Zane nods once. "Dexter."
The comm crackles. Dexter Torrence's voice comes through from the ground, tight with the restrained energy of a man who has been waiting for this particular fight for longer than I've been part of it. "In position. Breach team standing by. Say the word."
"The word," Zane says.
No countdown. No rousing speech. Just a man telling his brother to begin.
On the feeds, the world fractures into motion.
I have watchedcombat footage before. Studied it, analyzed it, written reports on tactical efficiency and force deployment with the dispassion of someone whose body was never in the frame. This is different. This is live, and the data that's guiding every team through those corridors came from the man I sleep beside at night.
"Strike Team Alpha breaching main corridor." Astra Venn's voice is steady beside me. She's running tactical, her fingers moving across her console with the precision of someone conducting music only she can hear. "Resistance light. Eames' data accurate on guard rotation."
I watch the primary feed. Alpha team flows through the corridor like water finding a channel, their movements rehearsed and lethal, and the two guards at the junction point don't even get their weapons up before they're down. One of them clutches his throat.
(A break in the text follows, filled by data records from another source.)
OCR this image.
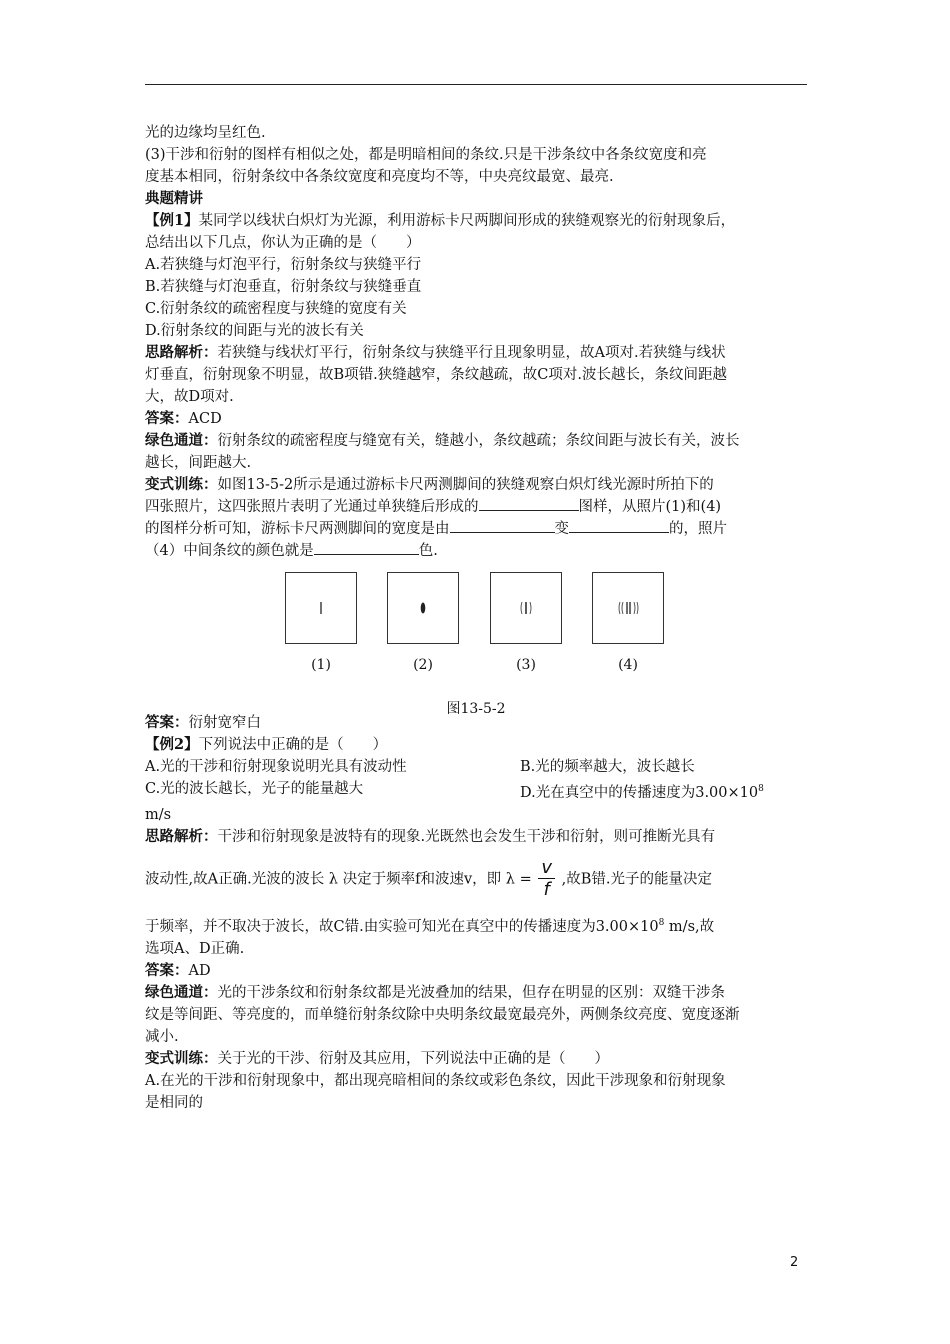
光的边缘均呈红色.

(3)干涉和衍射的图样有相似之处，都是明暗相间的条纹.只是干涉条纹中各条纹宽度和亮

度基本相同，衍射条纹中各条纹宽度和亮度均不等，中央亮纹最宽、最亮.

典题精讲

【例1】某同学以线状白炽灯为光源，利用游标卡尺两脚间形成的狭缝观察光的衍射现象后，

总结出以下几点，你认为正确的是（　　）

A.若狭缝与灯泡平行，衍射条纹与狭缝平行

B.若狭缝与灯泡垂直，衍射条纹与狭缝垂直

C.衍射条纹的疏密程度与狭缝的宽度有关

D.衍射条纹的间距与光的波长有关

思路解析：若狭缝与线状灯平行，衍射条纹与狭缝平行且现象明显，故A项对.若狭缝与线状

灯垂直，衍射现象不明显，故B项错.狭缝越窄，条纹越疏，故C项对.波长越长，条纹间距越

大，故D项对.

答案：ACD

绿色通道：衍射条纹的疏密程度与缝宽有关，缝越小，条纹越疏；条纹间距与波长有关，波长

越长，间距越大.

变式训练：如图13-5-2所示是通过游标卡尺两测脚间的狭缝观察白炽灯线光源时所拍下的

四张照片，这四张照片表明了光通过单狭缝后形成的	图样，从照片(1)和(4)

的图样分析可知，游标卡尺两测脚间的宽度是由	变	的，照片

（4）中间条纹的颜色就是	色.

(1)	(2)	(3)	(4)
图13-5-2

答案：衍射宽窄白

【例2】下列说法中正确的是（　　）

A.光的干涉和衍射现象说明光具有波动性	B.光的频率越大，波长越长
C.光的波长越长，光子的能量越大	D.光在真空中的传播速度为$3.00\times 10^8$

m/s

思路解析：干涉和衍射现象是波特有的现象.光既然也会发生干涉和衍射，则可推断光具有

波动性,故A正确.光波的波长 λ 决定于频率f和波速v，即 $\lambda = \frac{v}{f}$ ,故B错.光子的能量决定

于频率，并不取决于波长，故C错.由实验可知光在真空中的传播速度为$3.00\times 10^8$ m/s,故

选项A、D正确.

答案：AD

绿色通道：光的干涉条纹和衍射条纹都是光波叠加的结果，但存在明显的区别：双缝干涉条

纹是等间距、等亮度的，而单缝衍射条纹除中央明条纹最宽最亮外，两侧条纹亮度、宽度逐渐

减小.

变式训练：关于光的干涉、衍射及其应用，下列说法中正确的是（　　）

A.在光的干涉和衍射现象中，都出现亮暗相间的条纹或彩色条纹，因此干涉现象和衍射现象

是相同的

2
The camera moves past him and I see his legs kicking, a reflex that looks almost peaceful from this angle, like a man dreaming of running.
Ethan's data made that possible. The schedule, the shift gap, the precise seventeen seconds when that junction would only have two guards instead of four.
"Protocol is scrambling research files," Astra reports. Her eyes flick to a data stream I can't parse as quickly as she can. "They know they're compromised. I'm reading mass deletion protocols activating on their internal servers."